Big Data is characterized by the three V's:
- the unprecedented volume of data
- the velocity of data generation
- the variety of data structure
The data are to a high degree the result from an unprecedented scale of user-generated data, increasing availability of open access to governmental data, and the declining cost of collecting and storing enterprise data and scientific data sets. A major challenge is how to understand and gain value from Big Data, techniques for achieving this can broadly be divided into those based on data mining/machine learning techniques (e.g., prediction) and those based on query processing (e.g., aggregation and ranking). In ExiBiDa we will study the challenge from a query processing point of view, where the aim is to develop efficient algorithms and index structures.
A large fraction of Big Data is textual, and has spatial and temporal dimensions. A prime example is textual social media data, which can have associated the location of the user when he/she wrote the message and the timestamp of when it was posted. In ExiBiDa, we will focus on exploratory analysis of data containing such spatiotemporal-textual (STT) contents, and develop frameworks and scalable techniques (i.e., efficient algorithms and index structures) for supporting analytical queries on such data.

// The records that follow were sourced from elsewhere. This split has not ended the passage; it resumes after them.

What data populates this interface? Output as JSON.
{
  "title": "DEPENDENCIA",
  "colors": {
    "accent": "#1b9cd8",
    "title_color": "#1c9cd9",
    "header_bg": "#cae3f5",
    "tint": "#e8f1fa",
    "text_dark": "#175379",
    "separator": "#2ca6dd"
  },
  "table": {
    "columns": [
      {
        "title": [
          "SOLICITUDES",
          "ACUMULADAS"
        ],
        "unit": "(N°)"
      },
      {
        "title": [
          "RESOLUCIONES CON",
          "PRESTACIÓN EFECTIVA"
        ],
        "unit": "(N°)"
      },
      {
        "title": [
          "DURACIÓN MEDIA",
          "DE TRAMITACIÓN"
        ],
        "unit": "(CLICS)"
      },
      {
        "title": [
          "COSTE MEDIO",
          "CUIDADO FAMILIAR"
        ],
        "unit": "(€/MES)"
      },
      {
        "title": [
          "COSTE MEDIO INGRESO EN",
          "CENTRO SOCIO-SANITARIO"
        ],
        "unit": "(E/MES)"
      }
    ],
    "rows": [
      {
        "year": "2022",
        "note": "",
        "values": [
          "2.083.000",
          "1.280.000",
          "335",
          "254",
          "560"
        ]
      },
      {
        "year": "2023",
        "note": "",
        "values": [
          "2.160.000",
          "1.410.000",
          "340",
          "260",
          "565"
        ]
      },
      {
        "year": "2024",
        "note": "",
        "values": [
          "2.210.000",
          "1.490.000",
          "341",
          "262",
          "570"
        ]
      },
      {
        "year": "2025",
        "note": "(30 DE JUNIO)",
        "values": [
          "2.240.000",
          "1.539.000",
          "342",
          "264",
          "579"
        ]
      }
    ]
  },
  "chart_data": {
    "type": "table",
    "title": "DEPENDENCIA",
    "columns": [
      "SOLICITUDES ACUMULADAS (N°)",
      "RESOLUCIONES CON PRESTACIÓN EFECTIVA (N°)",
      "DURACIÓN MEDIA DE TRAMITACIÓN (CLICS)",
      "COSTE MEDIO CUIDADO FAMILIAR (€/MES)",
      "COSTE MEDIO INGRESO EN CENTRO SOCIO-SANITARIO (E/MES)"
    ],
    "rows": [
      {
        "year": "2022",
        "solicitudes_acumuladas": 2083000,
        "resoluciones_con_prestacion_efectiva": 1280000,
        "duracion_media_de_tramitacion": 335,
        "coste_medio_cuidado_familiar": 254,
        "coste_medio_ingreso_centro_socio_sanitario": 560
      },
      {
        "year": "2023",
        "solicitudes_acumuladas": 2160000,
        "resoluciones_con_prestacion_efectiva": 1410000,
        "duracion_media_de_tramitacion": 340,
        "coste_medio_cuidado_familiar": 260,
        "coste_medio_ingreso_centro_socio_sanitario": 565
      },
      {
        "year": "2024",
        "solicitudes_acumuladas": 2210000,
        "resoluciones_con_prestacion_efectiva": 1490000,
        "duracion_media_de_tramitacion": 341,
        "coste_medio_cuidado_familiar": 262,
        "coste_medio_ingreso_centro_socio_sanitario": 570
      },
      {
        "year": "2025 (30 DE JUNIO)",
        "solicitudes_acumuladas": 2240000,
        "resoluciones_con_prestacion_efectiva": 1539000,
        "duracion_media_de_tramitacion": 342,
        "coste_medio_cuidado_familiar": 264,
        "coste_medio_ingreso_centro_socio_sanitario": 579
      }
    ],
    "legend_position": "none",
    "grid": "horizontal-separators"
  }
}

During the execution of the project, we expect to provide contributions on the following research topics:
- efficient algorithms and index structures for processing spatiotemporal-textual queries on Big Data
- techniques for fast, approximate, and indicative answers to exploratory STT queries
- methods for parallel/distributed execution that can be used as part of Big Data frameworks (Spark, MapReduce, etc.)
- use of STT query techniques in related areas, e.g., recommender systems
The contributions will be disseminated in international refereed conferences and journals, and the ExiBiDa software will be made available as open-source for the research community. Additionally, a total of 2 doctoral thesis and at least 4 master theses related to ExiBiDa will be completed.